In 2008 Jonathan Dove was invited on a climate-change awareness voyage to the Arctic. It has already provided the inspiration for a church opera, A Walk from the Garden, which explored the issue through the medium of Adam and Eve’s expulsion from the Garden of Eden. For Gaia Theory, Dove this time turns to the work of James Lovelock, which concerns itself with the interaction between Earth and the life it hosts. Lovelock himself describes this relationship as a dance, making it natural for Dove to set to music.

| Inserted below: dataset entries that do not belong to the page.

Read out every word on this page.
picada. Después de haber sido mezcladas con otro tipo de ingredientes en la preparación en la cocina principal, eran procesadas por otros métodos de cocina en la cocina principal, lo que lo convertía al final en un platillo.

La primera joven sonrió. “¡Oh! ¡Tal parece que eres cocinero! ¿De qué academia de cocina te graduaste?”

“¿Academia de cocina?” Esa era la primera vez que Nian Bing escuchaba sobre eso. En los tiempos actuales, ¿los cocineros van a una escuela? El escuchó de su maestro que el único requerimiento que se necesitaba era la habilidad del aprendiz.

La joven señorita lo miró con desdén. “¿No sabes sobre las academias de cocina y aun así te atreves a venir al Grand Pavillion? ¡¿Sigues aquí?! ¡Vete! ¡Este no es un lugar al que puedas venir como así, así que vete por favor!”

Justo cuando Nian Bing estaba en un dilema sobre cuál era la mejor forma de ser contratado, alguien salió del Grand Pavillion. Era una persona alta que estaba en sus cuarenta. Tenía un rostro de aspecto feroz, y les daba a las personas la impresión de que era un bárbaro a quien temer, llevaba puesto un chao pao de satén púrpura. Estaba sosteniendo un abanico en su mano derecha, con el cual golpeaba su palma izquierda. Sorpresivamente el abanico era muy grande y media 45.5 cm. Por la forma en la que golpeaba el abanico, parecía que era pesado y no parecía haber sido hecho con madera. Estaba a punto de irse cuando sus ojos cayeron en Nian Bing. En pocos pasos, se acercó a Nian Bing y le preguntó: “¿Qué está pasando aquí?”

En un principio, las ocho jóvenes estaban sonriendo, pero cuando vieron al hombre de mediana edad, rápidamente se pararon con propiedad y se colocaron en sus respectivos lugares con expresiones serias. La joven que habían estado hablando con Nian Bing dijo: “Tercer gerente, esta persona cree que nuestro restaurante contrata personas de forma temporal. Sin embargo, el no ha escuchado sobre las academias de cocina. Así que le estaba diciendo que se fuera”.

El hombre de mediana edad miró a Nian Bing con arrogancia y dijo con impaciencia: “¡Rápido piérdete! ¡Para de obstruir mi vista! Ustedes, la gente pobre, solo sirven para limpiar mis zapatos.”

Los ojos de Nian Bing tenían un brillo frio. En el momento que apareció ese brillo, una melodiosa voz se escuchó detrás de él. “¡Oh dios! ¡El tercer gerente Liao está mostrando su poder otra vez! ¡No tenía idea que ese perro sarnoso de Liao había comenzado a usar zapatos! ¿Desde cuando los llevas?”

Cross-rhythms and syncopations created a wonderful bird-like opening, which the BBC Symphony Orchestra treated with a sprightly delicacy. There were some intonation issues at the upper reaches of the horns and violins, but these did not detract from the overall dance-like quality of the first movement, which broadened into a sweeping, dramatic finale. Dove is best known as a choral and operatic composer, and sometimes the abscence of voices was keenly felt in the mesh of minimalistic rhythmic ideas, which had more than a nod to John Adams.
The second movement evoked the tintinnabuli minimalism of Pärt and Gorecki to create a tranquil, watery scene in contrast to the fire and air from the first movement. The third movement began in halting fashion, although it was not always clear how much of this was in the score and how much of this was down to timing issues with the orchestra. In places, it felt as if Josep Pons was struggling to hold the movement together, after handling the first two movements so masterfully. It felt like this final movement could and should be more fun than it sounded here in its première, right down to the final, cut short, cymbal crash.

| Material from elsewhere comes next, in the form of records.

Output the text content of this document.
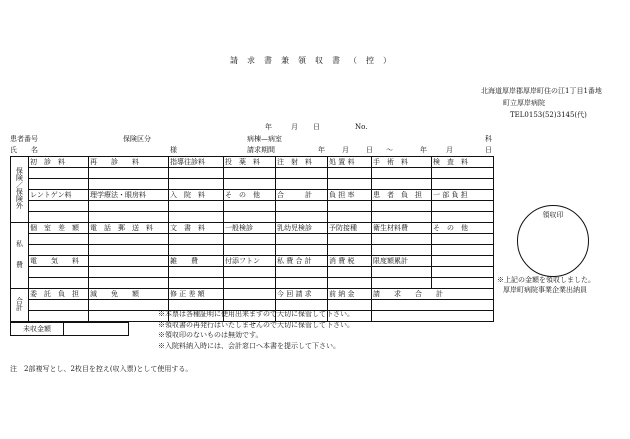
請求書兼領収書（控）
北海道厚岸郡厚岸町住の江1丁目1番地
町立厚岸病院
TEL0153(52)3145(代)
年	月 日	No.
患者番号	保険区分	病棟—病室	科
氏　　名	様	請求期間	年 月 日 〜	年	月	日
保険／保険外	初　診　料	再　　診　　料	指導往診料	投　薬　料	注　射　料	処 置 料	手　術　料	検　査　料

	レントゲン料	理学療法・眼房料	入　院　料	そ　の　他	合　　　計	負 担 率	患　者　負　担	一 部 負 担

私　　費	個　室　差　額	電　話　郵　送　料	文　書　料	一般検診	乳幼児検診	予防接種	衛生材料費	そ　の　他

	電　　気　　料		雑　　費	付添フトン	私 費 合 計	消 費 税	限度額累計	

合計	委　託　負　担	減　　免　　額	修 正 差 額		今 回 請 求	前 納 金	請　　求　　合　　計	

領収印
※上記の金額を領収しました。
厚岸町病院事業企業出納員
未収金額
※本票は各種証明に使用出来ますので大切に保管して下さい。
※領収書の再発行はいたしませんので大切に保管して下さい。
※領収印のないものは無効です。
※入院料納入時には、会計窓口へ本書を提示して下さい。
注　2部複写とし、2枚目を控え(収入票)として使用する。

In the middle of this evocation of the natural world, Mozart’s Piano Concerto no. 23 in A major felt bizarrely like a programme filler, all the more so for the rather polite rendering by the orchestra. Soloist Ingrid Fliter’s performance was, in contrast, full of energy. She made light work of the glittering runs in the outer movements, and brought delicate nuance, in places hinting towards the Romanticism of Beethoven and Schubert. It didn’t help that Pons was behind soloist Ingrid Fliter; the orchestra often felt slightly out of sync with her, both in terms of tempo and shaping of the music, although they saved her when she suffered a momentary lapse of memory in the middle of the second movement. It would be a shame if that were to be the enduring impression of her Proms debut, when there was so much to savour from her performance.